The Shoulder Pain and Disability Index (SPADI) is a self administered, shoulder-specific, fixed-item index consisting of 13 items divided into two subscales: pain (five items) and disability (eight items).28 Responses to each item were recorded on a 10 point Likert scale, where 0 = no pain or no difficulty and 9 = worst imaginable pain or so difficult it required help, for the pain and disability items, respectively. The SPADI score is calculated by summing then averaging the items of the two subscales to give a score out of 100 (higher score indicates more pain/disability). It has acceptable test–retest reliability (intraclass correlation coefficients = 0.91 and 0.65 (95% confidence interval (CI) 0.42 to 0.8) in surgical and primary care groups, respectively)29 and responsiveness.30
The Problem Elicitation Technique (PET) is a patient preference disability measure administered by an interviewer.31 In contrast with conventional questionnaires, patient preference questionnaires ask the patient to identify their own problems related to the disease that they would most like to see improve as a result of treatment. The importance and magnitude of each identified problem is elicited by Likert scales, where 0 = not at all important to 10 = most important, and 0 = without any difficulty to 7 = unable to do, respectively. Each problem is scored by multiplying the magnitude of the problem (level of difficulty, frequency, or degree of severity) by the importance of the problem. A higher score indicates a higher degree of perceived disability and/or importance. A PET score was derived by summing the scores for all volunteered problems.

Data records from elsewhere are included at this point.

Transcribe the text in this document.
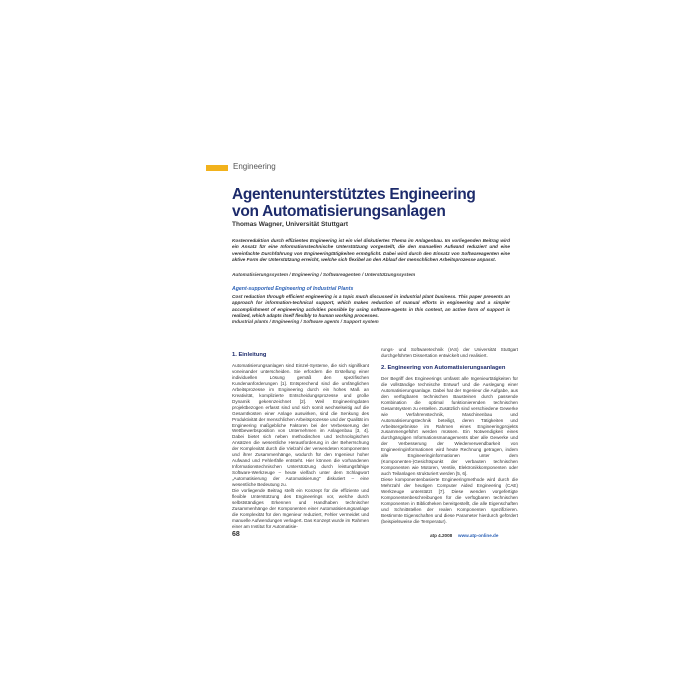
Engineering
Agentenunterstütztes Engineering
von Automatisierungsanlagen
Thomas Wagner, Universität Stuttgart
Kostenreduktion durch effizientes Engineering ist ein viel diskutiertes Thema im Anlagenbau. Im vorliegenden Beitrag wird ein Ansatz für eine Informationstechnische Unterstützung vorgestellt, die den manuellen Aufwand reduziert und eine vereinfachte Durchführung von Engineeringtätigkeiten ermöglicht. Dabei wird durch den Einsatz von Softwareagenten eine aktive Form der Unterstützung erreicht, welche sich flexibel an den Ablauf der menschlichen Arbeitsprozesse anpasst.
Automatisierungssystem / Engineering / Softwareagenten / Unterstützungssystem
Agent-supported Engineering of Industrial Plants
Cost reduction through efficient engineering is a topic much discussed in industrial plant business. This paper presents an approach for information-technical support, which makes reduction of manual efforts in engineering and a simpler accomplishment of engineering activities possible by using software-agents in this context, an active form of support is realized, which adapts itself flexibly to human working processes.
Industrial plants / Engineering / Software agents / Support system
1. Einleitung

Automatisierungsanlagen sind Einzel-Systeme, die sich signifikant voneinander unterscheiden. Sie erfordern die Erstellung einer individuellen Lösung gemäß den spezifischen Kundenanforderungen [1]. Entsprechend sind die umfänglichen Arbeitsprozesse im Engineering durch ein hohes Maß an Kreativität, komplizierte Entscheidungsprozesse und große Dynamik gekennzeichnet [2]. Weil Engineeringdaten projektbezogen erfasst sind und sich somit wechselseitig auf die Gesamtkosten einer Anlage auswirken, sind die Senkung des Produktivität der menschlichen Arbeitsprozesse und der Qualität im Engineering maßgebliche Faktoren bei der Verbesserung der Wettbewerbsposition von Unternehmen im Anlagenbau [3, 4]. Dabei bietet sich neben methodischen und technologischen Ansätzen die wesentliche Herausforderung in der Beherrschung der Komplexität durch die Vielzahl der verwendeten Komponenten und ihrer Zusammenhänge, wodurch für den Ingenieur hoher Aufwand und Fehlerfälle entsteht. Hier können die vorhandenen Informationstechnischen Unterstützung durch leistungsfähige Software-Werkzeuge – heute vielfach unter dem Schlagwort „Automatisierung der Automatisierung" diskutiert – eine wesentliche Bedeutung zu.

Die vorliegende Beitrag stellt ein Konzept für die effiziente und flexible Unterstützung des Engineerings vor, welche durch selbstständiges Erkennen und Handhaben technischer Zusammenhänge der Komponenten einer Automatisierungsanlage die Komplexität für den Ingenieur reduziert, Fehler vermeidet und manuelle Aufwendungen verlagert. Das Konzept wurde im Rahmen einer am Institut für Automatisie-

rungs- und Softwaretechnik (IAS) der Universität Stuttgart durchgeführten Dissertation entwickelt und realisiert.

2. Engineering von Automatisierungsanlagen

Der Begriff des Engineerings umfasst alle Ingenieurtätigkeiten für die vollständige technische Entwurf und die Auslegung einer Automatisierungsanlage. Dabei hat der Ingenieur die Aufgabe, aus den verfügbaren technischen Bausteinen durch passende Kombination die optimal funktionierenden technischen Gesamtsystem zu erstellen. Zusätzlich sind verschiedene Gewerke wie Verfahrenstechnik, Maschinenbau und Automatisierungstechnik beteiligt, deren Tätigkeiten und Arbeitsergebnisse im Rahmen eines Engineeringprojekts zusammengeführt werden müssen. Ein Notwendigkeit eines durchgängigen Informationsmanagements über alle Gewerke und der Verbesserung der Wiederverwendbarkeit von Engineeringinformationen wird heute Rechnung getragen, indem alle Engineeringinformationen unter dem (Komponenten-)Gesichtspunkt der verbauten technischen Komponenten wie Motoren, Ventile, Elektronikkomponenten oder auch Teilanlagen strukturiert werden [5, 6].

Diese komponentenbasierte Engineeringmethode wird durch die Mehrzahl der heutigen Computer Aided Engineering (CAE) Werkzeuge unterstützt [7]. Diese wenden vorgefertigte Komponentenbeschreibungen für die verfügbaren technischen Komponenten in Bibliotheken bereitgestellt, die alle Eigenschaften und Schnittstellen der realen Komponenten spezifizieren. Bestimmte Eigenschaften und diese Parameter hierdurch gefördert (beispielsweise die Temperatur).

68	atp 4.2008 www.atp-online.de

Participant’s overall assessment of pain was measured using a vertical Likert scale, labelled “no pain” at the bottom (0) and “maximum imaginable pain” at the top (10).
Range of active motion
A standardised protocol was used to measure active total shoulder flexion and abduction (that is, scapular and glenohumeral movement) and external rotation in neutral using an inclinometer, and hand behind back was measured by assessment of the anatomical landmark reached by the extended thumb.32 When performed by manipulative therapists this method has been shown to have high intrarater reliability (intraclass correlation coefficients 0.75–0.93).32
Adverse effects of the intervention were elicited by the use of open ended questions. Information about the number of analgesics taken each day were also collected.
Sample size and power
The primary outcome measure, determined before the start of the trial was the SPADI score at 3 weeks. A previous study found that differences in the SPADI score of >10 indicate clinically important improvement (or worsening) of shoulder function.28 However, the standard deviation of this difference was not reported. We determined that a sample size of 45 participants in each group had 90% power to detect a difference in mean SPADI scores of ⩾10 if the standard deviation was ⩽15. The target sample size was increased to 50 in each group to allow for a possible 10% withdrawal.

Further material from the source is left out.